A ação da Polícia Militar, que ocasionou a morte de nove jovens em um baile funk na comunidade de Paraisópolis em São Paulo nesse fim de semana, é responsabilidade do governo do estado, de acordo com entidades e organizações, que se reuniram nesta terça-feira.
O encontro foi organizado pelo Conselho Estadual de Defesa dos Direitos da Pessoa Humana (Condepe) e reuniu representantes da Assembleia Legislativa de São Paulo, da Ordem dos Advogados do Brasil, da Defensoria Pública e da sociedade civil.
Ao abrir o evento, o presidente do Condepe, Dimitri Sales, chamou atenção para o que parece ser uma nova forma de ação da Polícia Militar, sem o uso de armas de fogo e que dificulta a identificação dos responsáveis diretos.
Ele ressaltou que sete pessoas morreram no local e que, portanto, os corpos não poderiam ter sido retirados sem perícia, o que configura alteração da cena do crime.
“Nos dois últimos casos que o Condepe está acompanhando, as mortes não se deram por arma de fogo. No caso do Lucas, em Santo André e o caso agora de Paraisópolis. São nove vítimas que não foram alvo de arma de fogo. A impressão que nós temos é de que talvez tenha sido modificado o modo de atuação de agentes da segurança pública que têm agido fora da lei. Isso tende a complicar as investigações. Isso tende a impossibilitar a identificação dos autores de homicídios. Pode ser que estejamos vendo uma nova forma de extermínio e de massacre no estado de São Paulo”, explica Sales.
"Houve um massacre"
O Condepe já pediu acesso aos laudos periciais e quer esclarecimentos sobre as afirmações de que dois homens em uma moto furaram um bloqueio policial a dispararam tiros, o que teria sido o estopim da ação policial.
Foram requisitados os registros da suposta blitz, assim como os nomes de quem estava no comando da operação. Dimitri ressaltou que a ação em Paraisópolis foi deliberada e se utilizou de violência física e abuso de autoridade.
"Não compreendemos que houve um acidente ou algo fora do percurso.

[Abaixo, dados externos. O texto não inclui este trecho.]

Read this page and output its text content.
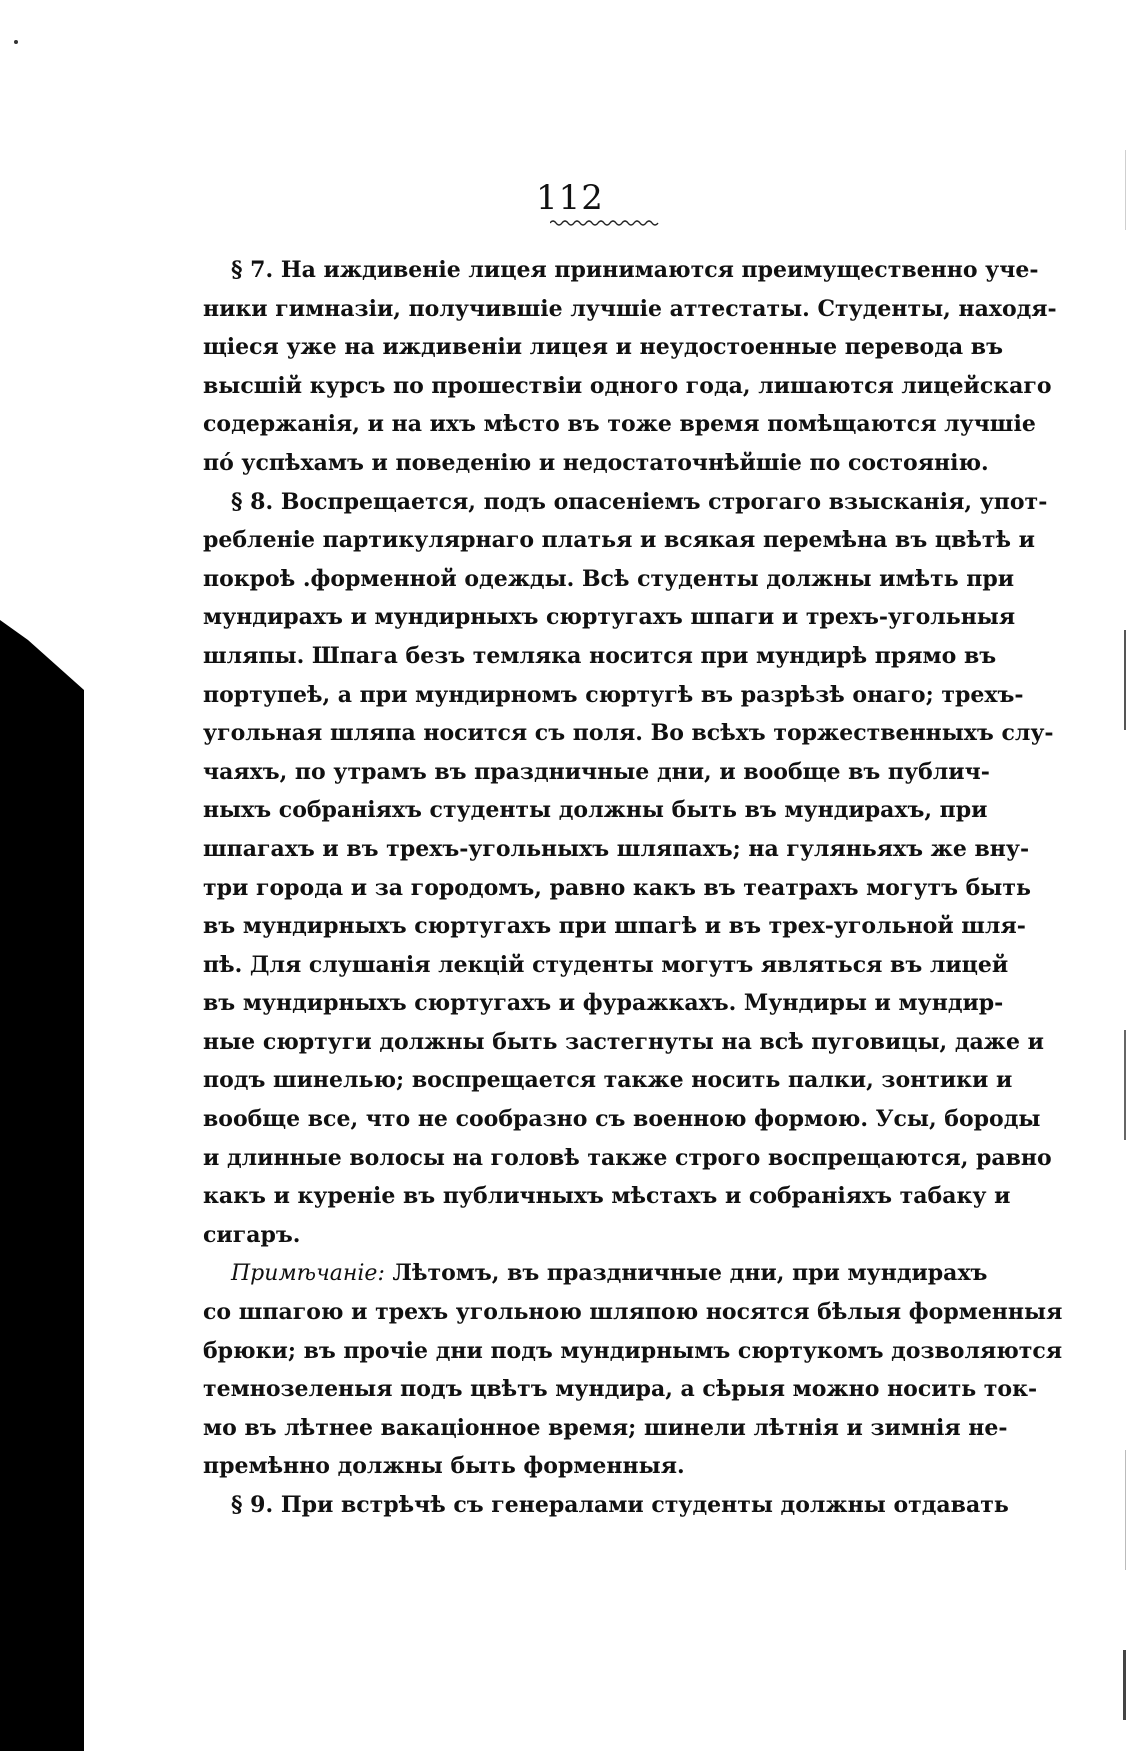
112
§ 7. На иждивеніе лицея принимаются преимущественно уче-
ники гимназіи, получившіе лучшіе аттестаты. Студенты, находя-
щіеся уже на иждивеніи лицея и неудостоенные перевода въ
высшій курсъ по прошествіи одного года, лишаются лицейскаго
содержанія, и на ихъ мѣсто въ тоже время помѣщаются лучшіе
пó успѣхамъ и поведенію и недостаточнѣйшіе по состоянію.
§ 8. Воспрещается, подъ опасеніемъ строгаго взысканія, упот-
ребленіе партикулярнаго платья и всякая перемѣна въ цвѣтѣ и
покроѣ .форменной одежды. Всѣ студенты должны имѣть при
мундирахъ и мундирныхъ сюртугахъ шпаги и трехъ-угольныя
шляпы. Шпага безъ темляка носится при мундирѣ прямо въ
портупеѣ, а при мундирномъ сюртугѣ въ разрѣзѣ онаго; трехъ-
угольная шляпа носится съ поля. Во всѣхъ торжественныхъ слу-
чаяхъ, по утрамъ въ праздничные дни, и вообще въ публич-
ныхъ собраніяхъ студенты должны быть въ мундирахъ, при
шпагахъ и въ трехъ-угольныхъ шляпахъ; на гуляньяхъ же вну-
три города и за городомъ, равно какъ въ театрахъ могутъ быть
въ мундирныхъ сюртугахъ при шпагѣ и въ трех-угольной шля-
пѣ. Для слушанія лекцій студенты могутъ являться въ лицей
въ мундирныхъ сюртугахъ и фуражкахъ. Мундиры и мундир-
ные сюртуги должны быть застегнуты на всѣ пуговицы, даже и
подъ шинелью; воспрещается также носить палки, зонтики и
вообще все, что не сообразно съ военною формою. Усы, бороды
и длинные волосы на головѣ также строго воспрещаются, равно
какъ и куреніе въ публичныхъ мѣстахъ и собраніяхъ табаку и
сигаръ.
Примѣчаніе: Лѣтомъ, въ праздничные дни, при мундирахъ
со шпагою и трехъ угольною шляпою носятся бѣлыя форменныя
брюки; въ прочіе дни подъ мундирнымъ сюртукомъ дозволяются
темнозеленыя подъ цвѣтъ мундира, а сѣрыя можно носить ток-
мо въ лѣтнее вакаціонное время; шинели лѣтнія и зимнія не-
премѣнно должны быть форменныя.
§ 9. При встрѣчѣ съ генералами студенты должны отдавать
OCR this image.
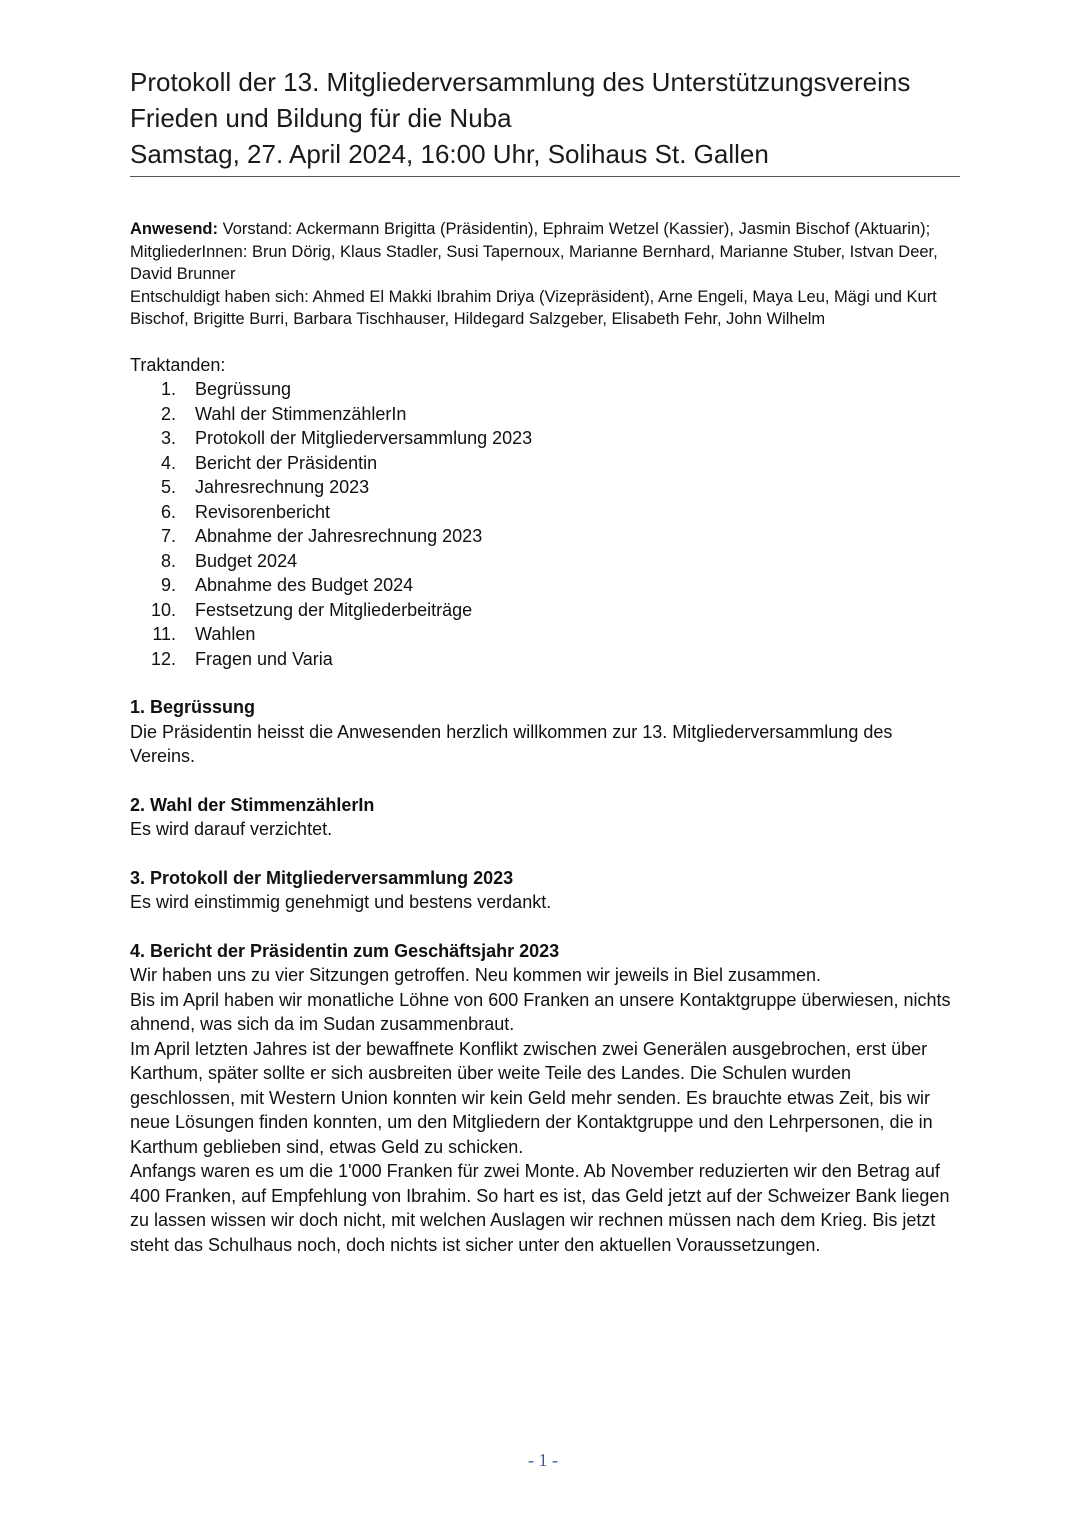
Protokoll der 13. Mitgliederversammlung des Unterstützungsvereins

Frieden und Bildung für die Nuba

Samstag, 27. April 2024, 16:00 Uhr, Solihaus St. Gallen

Anwesend: Vorstand: Ackermann Brigitta (Präsidentin), Ephraim Wetzel (Kassier), Jasmin Bischof (Aktuarin); MitgliederInnen: Brun Dörig, Klaus Stadler, Susi Tapernoux, Marianne Bernhard, Marianne Stuber, Istvan Deer, David Brunner
Entschuldigt haben sich: Ahmed El Makki Ibrahim Driya (Vizepräsident), Arne Engeli, Maya Leu, Mägi und Kurt Bischof, Brigitte Burri, Barbara Tischhauser, Hildegard Salzgeber, Elisabeth Fehr, John Wilhelm
Traktanden:
1. Begrüssung
2. Wahl der StimmenzählerIn
3. Protokoll der Mitgliederversammlung 2023
4. Bericht der Präsidentin
5. Jahresrechnung 2023
6. Revisorenbericht
7. Abnahme der Jahresrechnung 2023
8. Budget 2024
9. Abnahme des Budget 2024
10. Festsetzung der Mitgliederbeiträge
11. Wahlen
12. Fragen und Varia
1. Begrüssung

Die Präsidentin heisst die Anwesenden herzlich willkommen zur 13. Mitgliederversammlung des Vereins.

2. Wahl der StimmenzählerIn

Es wird darauf verzichtet.

3. Protokoll der Mitgliederversammlung 2023

Es wird einstimmig genehmigt und bestens verdankt.

4. Bericht der Präsidentin zum Geschäftsjahr 2023

Wir haben uns zu vier Sitzungen getroffen. Neu kommen wir jeweils in Biel zusammen.

Bis im April haben wir monatliche Löhne von 600 Franken an unsere Kontaktgruppe überwiesen, nichts ahnend, was sich da im Sudan zusammenbraut.

Im April letzten Jahres ist der bewaffnete Konflikt zwischen zwei Generälen ausgebrochen, erst über Karthum, später sollte er sich ausbreiten über weite Teile des Landes. Die Schulen wurden geschlossen, mit Western Union konnten wir kein Geld mehr senden. Es brauchte etwas Zeit, bis wir neue Lösungen finden konnten, um den Mitgliedern der Kontaktgruppe und den Lehrpersonen, die in Karthum geblieben sind, etwas Geld zu schicken.

Anfangs waren es um die 1'000 Franken für zwei Monte. Ab November reduzierten wir den Betrag auf 400 Franken, auf Empfehlung von Ibrahim. So hart es ist, das Geld jetzt auf der Schweizer Bank liegen zu lassen wissen wir doch nicht, mit welchen Auslagen wir rechnen müssen nach dem Krieg. Bis jetzt steht das Schulhaus noch, doch nichts ist sicher unter den aktuellen Voraussetzungen.

- 1 -
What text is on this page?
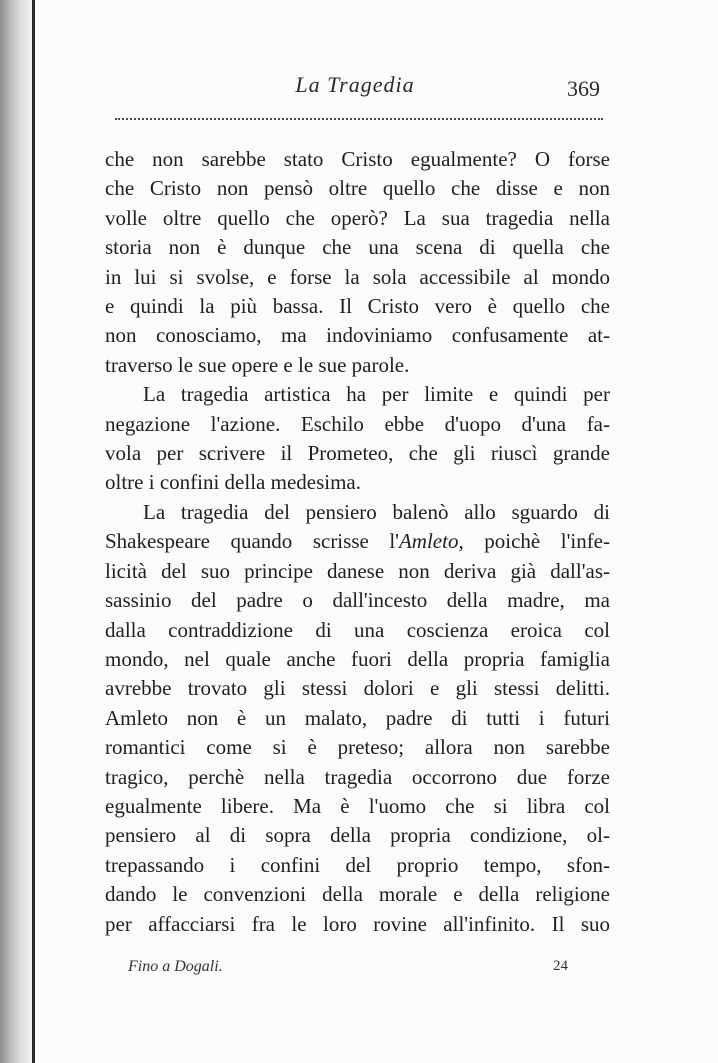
La Tragedia	369
che non sarebbe stato Cristo egualmente? O forse
che Cristo non pensò oltre quello che disse e non
volle oltre quello che operò? La sua tragedia nella
storia non è dunque che una scena di quella che
in lui si svolse, e forse la sola accessibile al mondo
e quindi la più bassa. Il Cristo vero è quello che
non conosciamo, ma indoviniamo confusamente at-
traverso le sue opere e le sue parole.
La tragedia artistica ha per limite e quindi per
negazione l'azione. Eschilo ebbe d'uopo d'una fa-
vola per scrivere il Prometeo, che gli riuscì grande
oltre i confini della medesima.
La tragedia del pensiero balenò allo sguardo di
Shakespeare quando scrisse l'Amleto, poichè l'infe-
licità del suo principe danese non deriva già dall'as-
sassinio del padre o dall'incesto della madre, ma
dalla contraddizione di una coscienza eroica col
mondo, nel quale anche fuori della propria famiglia
avrebbe trovato gli stessi dolori e gli stessi delitti.
Amleto non è un malato, padre di tutti i futuri
romantici come si è preteso; allora non sarebbe
tragico, perchè nella tragedia occorrono due forze
egualmente libere. Ma è l'uomo che si libra col
pensiero al di sopra della propria condizione, ol-
trepassando i confini del proprio tempo, sfon-
dando le convenzioni della morale e della religione
per affacciarsi fra le loro rovine all'infinito. Il suo
Fino a Dogali.	24
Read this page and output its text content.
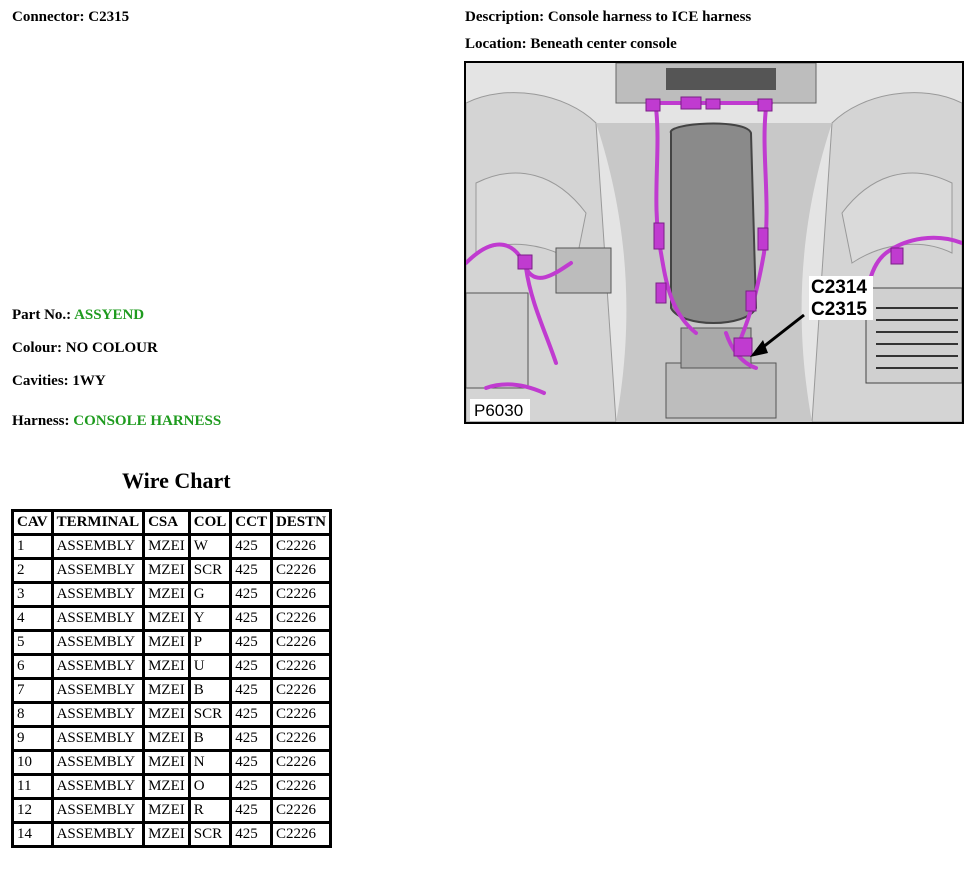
Connector: C2315	Description: Console harness to ICE harness
Location: Beneath center console
Part No.: ASSYEND
Colour: NO COLOUR
Cavities: 1WY
Harness: CONSOLE HARNESS
C2314
C2315
P6030
Wire Chart
CAV	TERMINAL	CSA	COL	CCT	DESTN
1	ASSEMBLY	MZEI	W	425	C2226
2	ASSEMBLY	MZEI	SCR	425	C2226
3	ASSEMBLY	MZEI	G	425	C2226
4	ASSEMBLY	MZEI	Y	425	C2226
5	ASSEMBLY	MZEI	P	425	C2226
6	ASSEMBLY	MZEI	U	425	C2226
7	ASSEMBLY	MZEI	B	425	C2226
8	ASSEMBLY	MZEI	SCR	425	C2226
9	ASSEMBLY	MZEI	B	425	C2226
10	ASSEMBLY	MZEI	N	425	C2226
11	ASSEMBLY	MZEI	O	425	C2226
12	ASSEMBLY	MZEI	R	425	C2226
14	ASSEMBLY	MZEI	SCR	425	C2226
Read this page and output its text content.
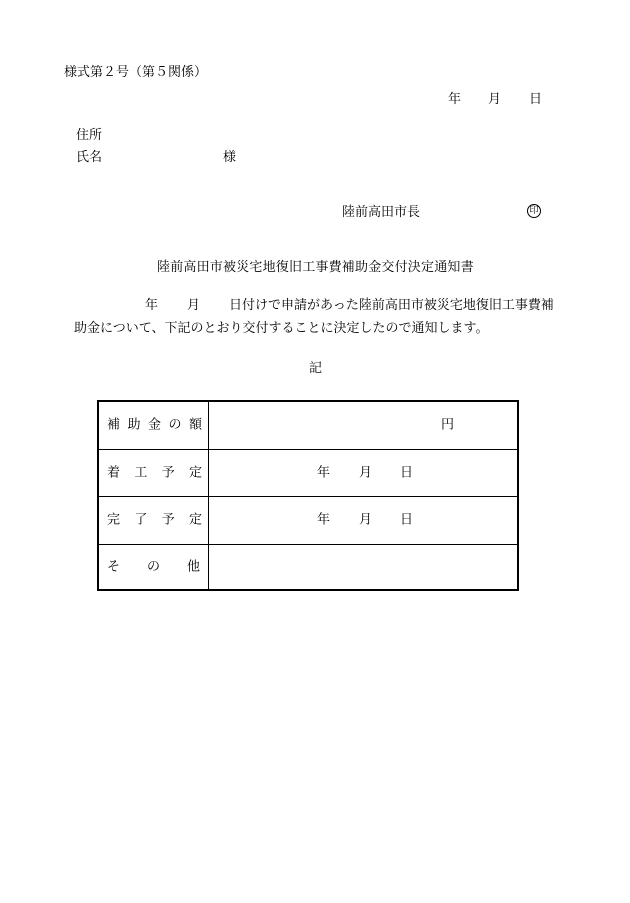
様式第２号（第５関係）
年 月 日
住所
氏名	様
陸前高田市長	印
陸前高田市被災宅地復旧工事費補助金交付決定通知書
年 月 日付けで申請があった陸前高田市被災宅地復旧工事費補
助金について、下記のとおり交付することに決定したので通知します。
記
補 助 金 の 額	円
着 工 予 定	年 月 日
完 了 予 定	年 月 日
そ の 他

Houve um massacre, cujos responsáveis diretos e indiretos -- ou seja o comandante da operação, quem autorizou a ordem, e quem executou a ordem -- devem ser identificados e rigorosamente punidos nos termos da lei", ressalta.
Segundo o presidente do Condepe, o ocorrido se insere em um contexto de violência institucional estimulada pelo governo de São Paulo. "Lamentamos a postura do governador, quando, em que pese ter lamentado as noves mortes, reitera em seguida, numa insensibilidade profunda, que a sua política de segurança pública, que é a mesma que tem ocasionado mortes, não vai ser modificada.”
"Política de Estado"
Margarete Pedroso, da Comissão de Direitos Humanos da Ordem dos Advogados do Brasil em São Paulo (OAB/SP), afirmou que a instituição pretende cobrar um fórum permanente de observação da conduta policial. Ela ressaltou ainda que os ataques à periferia são uma política de estado.
“Além do genocídio negro e do ataque à população periférica, há um ataque à cultura da periferia. Essa é uma política de Estado.”
A Ouvidoria das policias pediu o afastamento de seis policiais militares que participaram da ação em Paraisópolis. O ouvidor, Benedito Mariano, esteve na reunião organizada pelo Condepe e ressaltou que há elementos indicando que a ação foi precipitada
“Era uma ocorrência de controle de distúrbio civil, mas não havia distúrbio. Nós estamos avaliando, fundamentalmente do ponto de vista técnico, se foram seguidos os protocolos que a própria Polícia Militar tem com relação a ações de controle de distúrbio.”
O conjunto de entidades que esteve reunido no evento vai criar o Comitê Massacre Nunca Mais, com objetivo de monitorar, acompanhar e coibir casos de violência do estado em áreas periféricas. Além disso, os desdobramentos das investigações do caso de Paraisópolis serão acompanhados por uma comissão.